Antillatoxin (ATX) is a potent lipopeptide neurotoxin produced by the marine cyanobacterium Lyngbya majuscula. ATX activates voltage-gated sodium channels, which can cause cell depolarisation, NMDA-receptor overactivity, excess calcium influx and neuronal necrosis.
Antillatoxin is a sodium channel gating modifier with special efficacy in cells expressing rNav1.2, rNav1.4 and rNav1.5 α subunits. It is suggested that ATX preferentially binds to the voltage-gated sodium channel in the inactivated state. The specific site of interaction of this neurotoxin is not yet known, however there is an allosteric interaction between ATX and brevetoxin (PbTx) at site 5 of the α subunit, which indicates that the neurotoxin site for ATX is topologically close and/or conformationally coupled to neurotoxin site 5. Additionally, sites 1, 2, 3, 5 and 7 were ruled out as possible binding sites.
Changing the tert-butyl-substituted diene groups reduced toxicity, which proves that the twisted shape of these groups plays a critical role in the degree of neurotoxicity of ATX.
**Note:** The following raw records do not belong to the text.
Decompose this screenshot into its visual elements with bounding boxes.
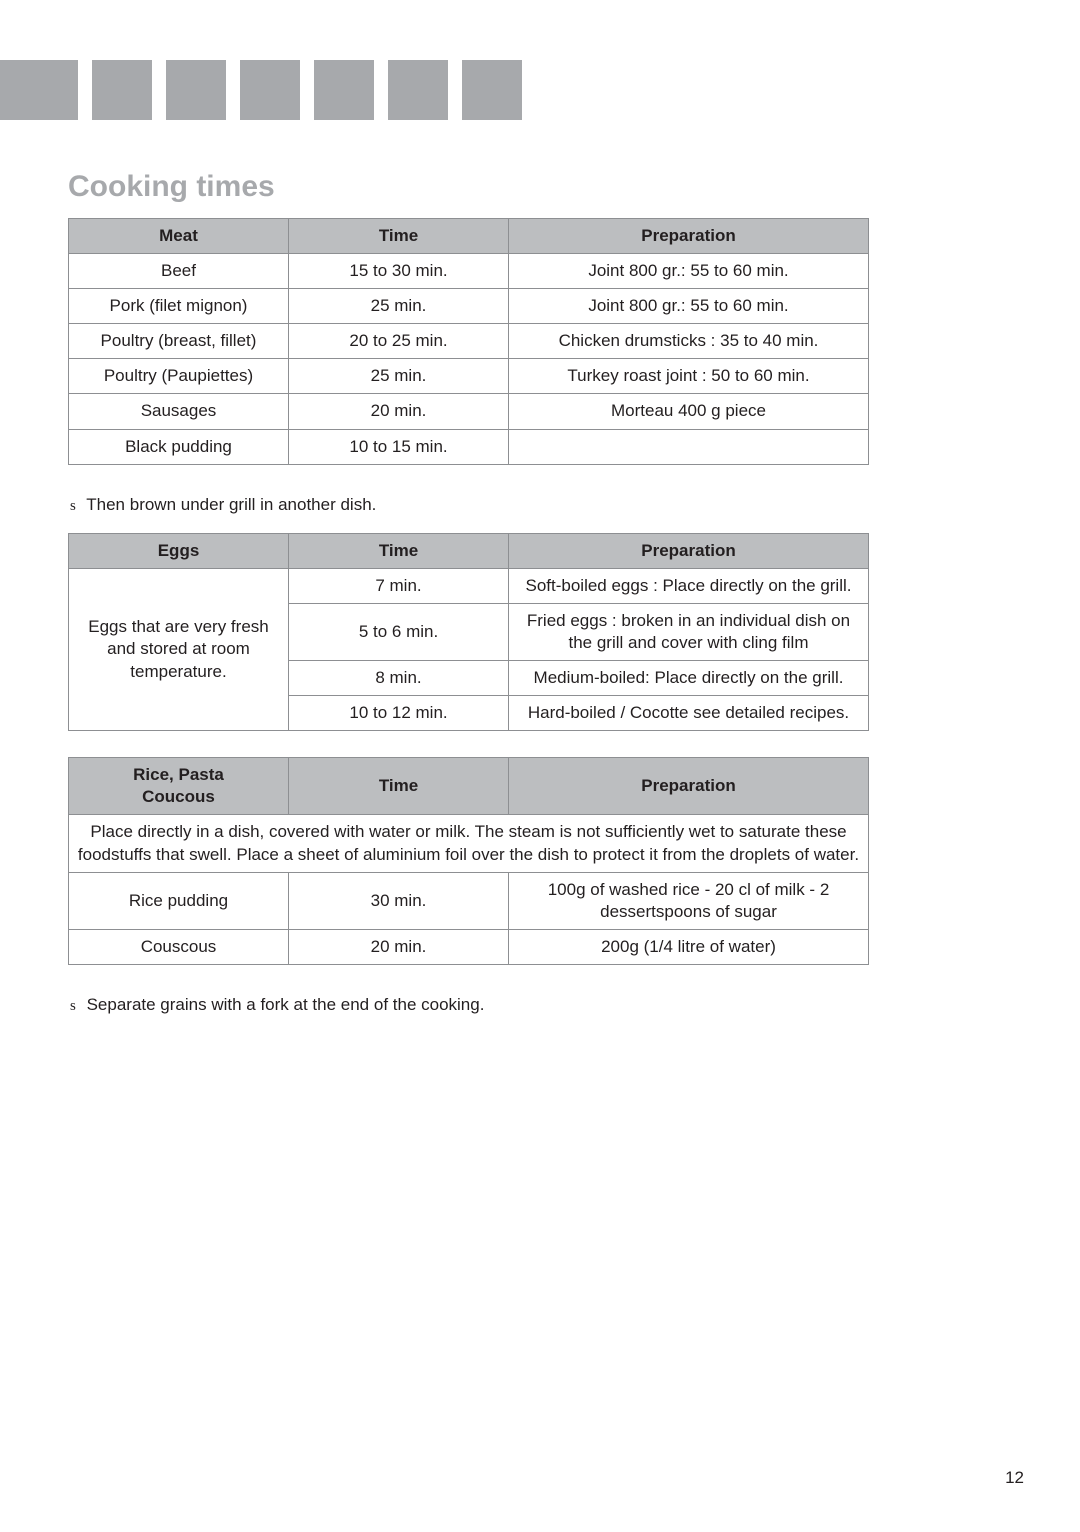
col-header-time: Time	[289, 758, 509, 815]
cell-prep: Turkey roast joint : 50 to 60 min.	[509, 359, 869, 394]
col-header-meat: Meat	[69, 219, 289, 254]
table-row: Poultry (breast, fillet)20 to 25 min.Chi…	[69, 324, 869, 359]
eggs-table: Eggs Time Preparation Eggs that are very…	[68, 533, 869, 732]
table-header-row: Rice, Pasta Coucous Time Preparation	[69, 758, 869, 815]
rice-pasta-table: Rice, Pasta Coucous Time Preparation Pla…	[68, 757, 869, 965]
square-1	[0, 60, 78, 120]
table-row: Beef15 to 30 min.Joint 800 gr.: 55 to 60…	[69, 254, 869, 289]
cell-item: Black pudding	[69, 429, 289, 464]
cell-time: 20 to 25 min.	[289, 324, 509, 359]
note-separate-grains: s Separate grains with a fork at the end…	[70, 995, 1015, 1015]
col-header-preparation: Preparation	[509, 219, 869, 254]
cell-item: Sausages	[69, 394, 289, 429]
col-header-rice-pasta: Rice, Pasta Coucous	[69, 758, 289, 815]
decorative-squares	[0, 60, 1015, 120]
note-marker: s	[70, 498, 76, 514]
cell-prep: Soft-boiled eggs : Place directly on the…	[509, 568, 869, 603]
col-header-preparation: Preparation	[509, 533, 869, 568]
cell-prep: Chicken drumsticks : 35 to 40 min.	[509, 324, 869, 359]
page-title: Cooking times	[68, 170, 1015, 204]
table-row: Sausages20 min.Morteau 400 g piece	[69, 394, 869, 429]
cell-item: Couscous	[69, 929, 289, 964]
cell-prep: Joint 800 gr.: 55 to 60 min.	[509, 254, 869, 289]
note-marker: s	[70, 998, 76, 1014]
square-3	[166, 60, 226, 120]
instruction-cell: Place directly in a dish, covered with w…	[69, 815, 869, 872]
cell-item: Beef	[69, 254, 289, 289]
col-header-time: Time	[289, 219, 509, 254]
header-line1: Rice, Pasta	[133, 765, 224, 784]
eggs-merged-cell: Eggs that are very fresh and stored at r…	[69, 568, 289, 730]
table-header-row: Meat Time Preparation	[69, 219, 869, 254]
col-header-time: Time	[289, 533, 509, 568]
cell-prep	[509, 429, 869, 464]
cell-time: 10 to 12 min.	[289, 696, 509, 731]
table-row: Place directly in a dish, covered with w…	[69, 815, 869, 872]
cell-prep: Hard-boiled / Cocotte see detailed recip…	[509, 696, 869, 731]
meat-table: Meat Time Preparation Beef15 to 30 min.J…	[68, 218, 869, 465]
header-line2: Coucous	[142, 787, 215, 806]
table-row: Pork (filet mignon)25 min.Joint 800 gr.:…	[69, 289, 869, 324]
note-text: Then brown under grill in another dish.	[86, 495, 376, 514]
cell-time: 5 to 6 min.	[289, 603, 509, 660]
cell-prep: 100g of washed rice - 20 cl of milk - 2 …	[509, 872, 869, 929]
square-4	[240, 60, 300, 120]
table-row: Rice pudding 30 min. 100g of washed rice…	[69, 872, 869, 929]
cell-prep: 200g (1/4 litre of water)	[509, 929, 869, 964]
table-row: Couscous 20 min. 200g (1/4 litre of wate…	[69, 929, 869, 964]
cell-item: Poultry (breast, fillet)	[69, 324, 289, 359]
cell-time: 20 min.	[289, 394, 509, 429]
cell-time: 8 min.	[289, 661, 509, 696]
cell-item: Pork (filet mignon)	[69, 289, 289, 324]
table-row: Eggs that are very fresh and stored at r…	[69, 568, 869, 603]
cell-prep: Morteau 400 g piece	[509, 394, 869, 429]
note-brown-under-grill: s Then brown under grill in another dish…	[70, 495, 1015, 515]
table-row: Black pudding10 to 15 min.	[69, 429, 869, 464]
cell-time: 7 min.	[289, 568, 509, 603]
col-header-eggs: Eggs	[69, 533, 289, 568]
note-text: Separate grains with a fork at the end o…	[87, 995, 485, 1014]
cell-time: 30 min.	[289, 872, 509, 929]
cell-time: 20 min.	[289, 929, 509, 964]
cell-time: 10 to 15 min.	[289, 429, 509, 464]
square-6	[388, 60, 448, 120]
square-2	[92, 60, 152, 120]
cell-prep: Fried eggs : broken in an individual dis…	[509, 603, 869, 660]
page-number: 12	[1005, 1468, 1024, 1488]
cell-prep: Medium-boiled: Place directly on the gri…	[509, 661, 869, 696]
cell-prep: Joint 800 gr.: 55 to 60 min.	[509, 289, 869, 324]
cell-time: 25 min.	[289, 359, 509, 394]
cell-time: 25 min.	[289, 289, 509, 324]
table-row: Poultry (Paupiettes)25 min.Turkey roast …	[69, 359, 869, 394]
cell-item: Poultry (Paupiettes)	[69, 359, 289, 394]
cell-item: Rice pudding	[69, 872, 289, 929]
square-5	[314, 60, 374, 120]
table-header-row: Eggs Time Preparation	[69, 533, 869, 568]
cell-time: 15 to 30 min.	[289, 254, 509, 289]
col-header-preparation: Preparation	[509, 758, 869, 815]
square-7	[462, 60, 522, 120]
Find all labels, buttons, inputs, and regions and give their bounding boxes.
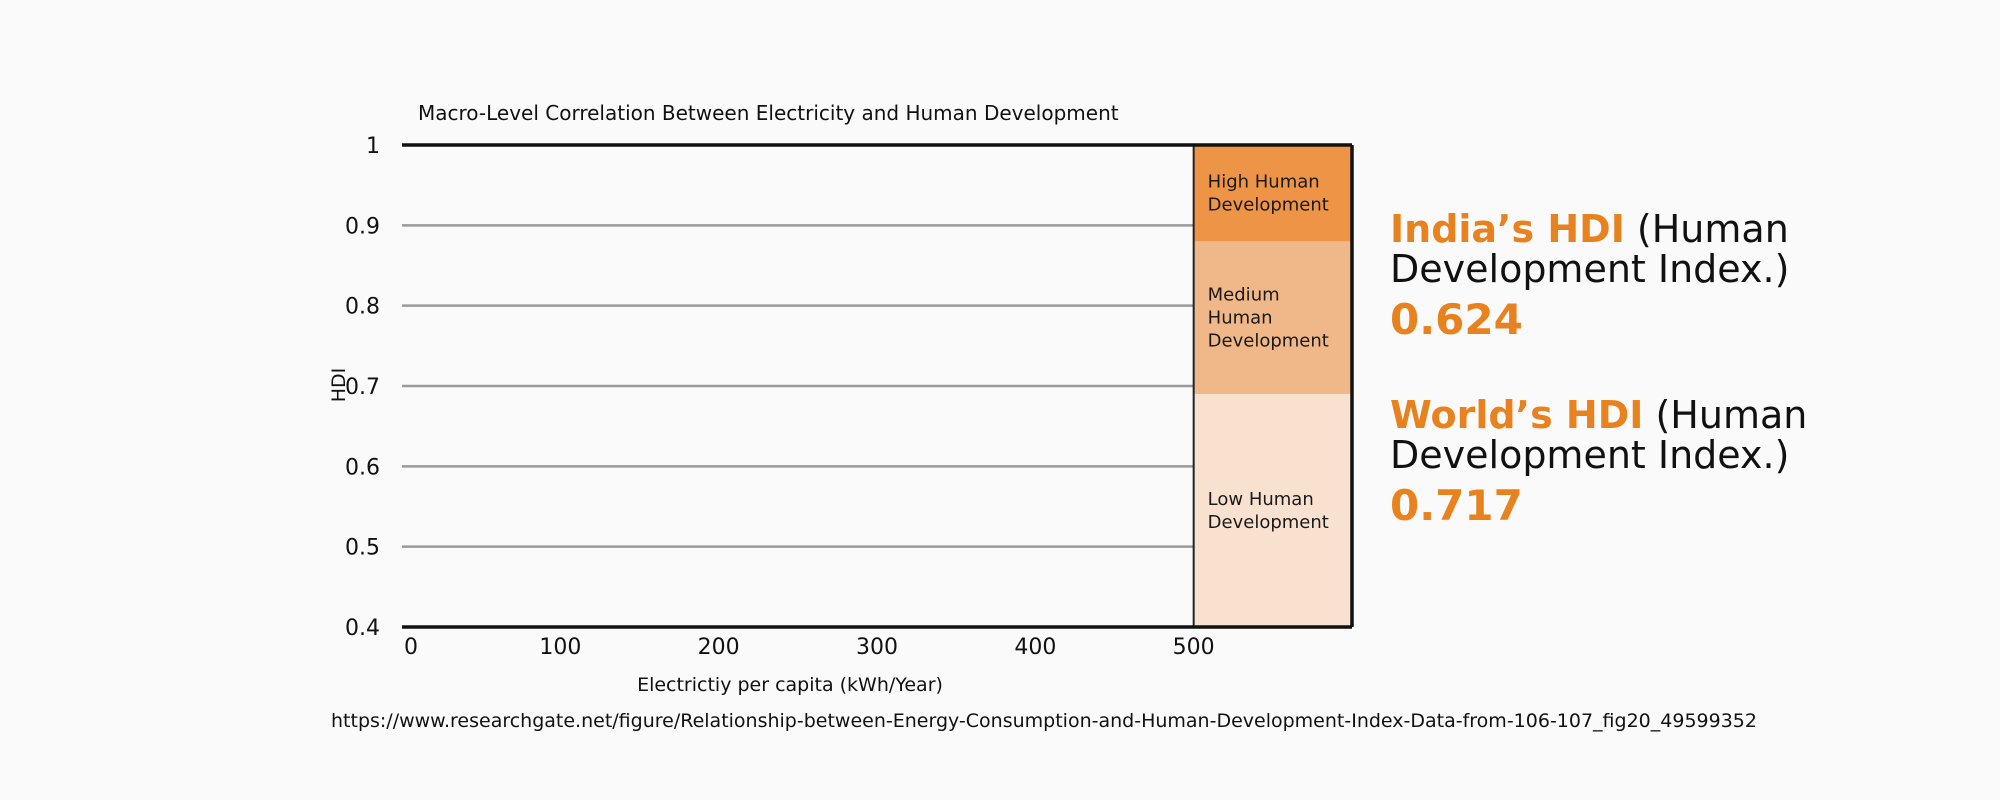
y-tick-label-4: 0.8	[345, 295, 380, 320]
zone-label-1: Medium Human Development	[1208, 285, 1329, 352]
zones-layer: High Human Development Medium Human Developm…	[1193, 145, 1352, 627]
y-tick-label-2: 0.6	[345, 455, 380, 480]
india-hdi-block: India’s HDI (Human Development Index.) 0…	[1390, 207, 1790, 344]
india-hdi-desc: Development Index.)	[1390, 246, 1790, 291]
world-hdi-headline: World’s HDI (Human	[1390, 393, 1808, 437]
india-hdi-name: India’s HDI	[1390, 207, 1625, 251]
world-hdi-value: 0.717	[1390, 480, 1523, 530]
world-hdi-block: World’s HDI (Human Development Index.) 0…	[1390, 393, 1808, 530]
world-hdi-suffix: (Human	[1643, 393, 1808, 437]
world-hdi-name: World’s HDI	[1390, 393, 1644, 437]
zone-label-0: High Human Development	[1208, 172, 1329, 216]
zone-bar-2	[1193, 394, 1352, 627]
source-url: https://www.researchgate.net/figure/Rela…	[331, 710, 1757, 732]
y-axis-label: HDI	[328, 368, 350, 403]
y-tick-label-1: 0.5	[345, 536, 380, 561]
x-tick-label-2: 200	[698, 635, 740, 660]
y-tick-label-0: 0.4	[345, 616, 380, 641]
zone-bar-1	[1193, 241, 1352, 395]
y-tick-label-6: 1	[366, 134, 380, 159]
x-tick-label-3: 300	[856, 635, 898, 660]
y-tick-label-5: 0.9	[345, 214, 380, 239]
india-hdi-suffix: (Human	[1624, 207, 1789, 251]
zone-bar-0	[1193, 145, 1352, 242]
y-tick-label-3: 0.7	[345, 375, 380, 400]
axes-layer	[402, 143, 1354, 629]
world-hdi-desc: Development Index.)	[1390, 432, 1790, 477]
ticks-layer: 0.4 0.5 0.6 0.7 0.8 0.9 1 0 100 200 300 400 500	[345, 134, 1215, 660]
grid-layer	[402, 224, 1194, 548]
x-tick-label-5: 500	[1173, 635, 1215, 660]
zone-label-2: Low Human Development	[1208, 489, 1329, 533]
x-tick-label-0: 0	[404, 635, 418, 660]
india-hdi-headline: India’s HDI (Human	[1390, 207, 1789, 251]
x-tick-label-4: 400	[1014, 635, 1056, 660]
x-axis-label: Electrictiy per capita (kWh/Year)	[637, 674, 943, 696]
chart-title: Macro-Level Correlation Between Electric…	[418, 101, 1119, 125]
x-tick-label-1: 100	[539, 635, 581, 660]
india-hdi-value: 0.624	[1390, 294, 1523, 344]
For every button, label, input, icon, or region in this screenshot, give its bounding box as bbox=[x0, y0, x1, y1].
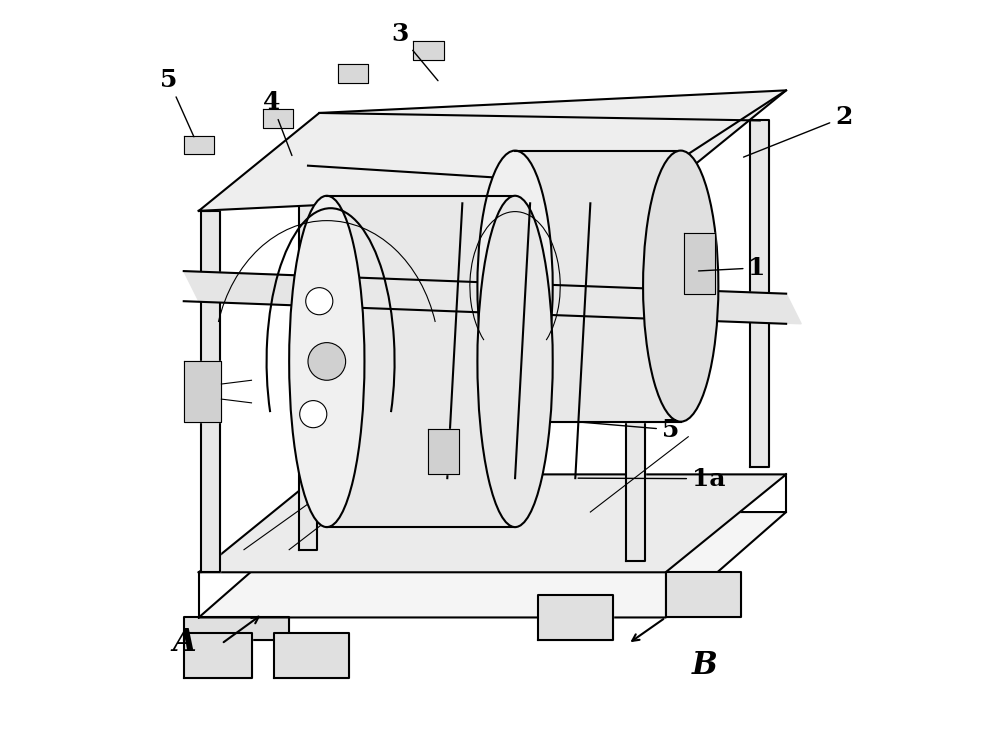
Text: 1a: 1a bbox=[578, 467, 726, 491]
Polygon shape bbox=[199, 474, 786, 572]
Circle shape bbox=[306, 288, 333, 315]
Circle shape bbox=[300, 401, 327, 428]
Text: 4: 4 bbox=[263, 90, 292, 156]
Polygon shape bbox=[684, 233, 715, 294]
Polygon shape bbox=[299, 166, 317, 550]
Polygon shape bbox=[201, 211, 220, 572]
Ellipse shape bbox=[477, 151, 553, 422]
Text: 5: 5 bbox=[578, 418, 679, 442]
Polygon shape bbox=[199, 512, 786, 617]
Polygon shape bbox=[199, 90, 786, 211]
Ellipse shape bbox=[477, 196, 553, 527]
Polygon shape bbox=[274, 633, 349, 678]
Text: 1: 1 bbox=[699, 256, 766, 280]
Text: 2: 2 bbox=[744, 105, 852, 157]
Polygon shape bbox=[538, 595, 613, 640]
Polygon shape bbox=[666, 572, 741, 617]
Polygon shape bbox=[413, 41, 444, 60]
Polygon shape bbox=[184, 617, 289, 640]
Ellipse shape bbox=[643, 151, 718, 422]
Polygon shape bbox=[327, 196, 515, 527]
Polygon shape bbox=[263, 109, 293, 128]
Polygon shape bbox=[184, 136, 214, 154]
Text: A: A bbox=[172, 627, 196, 658]
Circle shape bbox=[308, 343, 346, 380]
Polygon shape bbox=[184, 361, 221, 422]
Text: 5: 5 bbox=[160, 68, 194, 137]
Polygon shape bbox=[184, 633, 252, 678]
Text: 3: 3 bbox=[391, 23, 438, 81]
Polygon shape bbox=[184, 271, 801, 324]
Ellipse shape bbox=[289, 196, 364, 527]
Polygon shape bbox=[338, 64, 368, 83]
Polygon shape bbox=[515, 151, 681, 422]
Polygon shape bbox=[750, 120, 769, 467]
Polygon shape bbox=[428, 429, 459, 474]
Text: B: B bbox=[692, 650, 718, 681]
Polygon shape bbox=[626, 188, 645, 561]
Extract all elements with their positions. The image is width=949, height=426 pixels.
Antillatoxin activates voltage-gated sodium channels, thus increasing sodium influx into the cell. It is hypothesized that ATX creates the increase in sodium influx by altering the voltage-gating properties of the channel. The toxin might change the voltage dependence of inactivation or augment the rate of recovery from inactivation. The effect is concentration dependent, with similar potency for the rNav1.2,rNav1.4 and rNav1.5 α-subunit types of sodium channels.
Antillatoxin-induced cytotoxicity is thought to occur through excessive activation of NMDA receptors by increased sodium influx, leading to excess calcium influx and necrosis. This seems plausible as cytotoxicity can be prevented by either tetrodotoxin or NMDA-receptor antagonists if administered early after exposure. Yet the exact mechanism is still unclear, as antillatoxin’s effect on the membrane potential is not sufficient to relieve the NMDA receptor block by magnesium.
Aside from toxic effects, ATX seems to enhance neurite outgrowth in developing immature neurons, depending on sodium influx, NMDA receptor activity, voltage-gated calcium channels and the calmodulin-kinase pathway.
Antillatoxin increases the binding affinity of voltage-gated sodium channels for Batrachotoxin at site 5 in an allosteric way, possibly by inducing a conformational change favourable for Batrachotoxin binding.
The toxin has been implicated in cases of respiratory irritation, inflammation of the eye and severe contact dermatitis in fishermen. Antillatoxin is a very potent neurotoxin, although exact toxicity differs between species. The lethal concentration LC50 is about 0.1 µM for goldfish, making it the most potent toxin known for goldfish after brevetoxin. It can be cytotoxic to single cerebellar granule cells at concentrations as low as 20 nM in rats but more typically at 50 nM.
Morphological features of antillatoxin-induced neuronal toxicity are swelling of neuronal somata, thinning of neurites and blebbing of neurite membranes.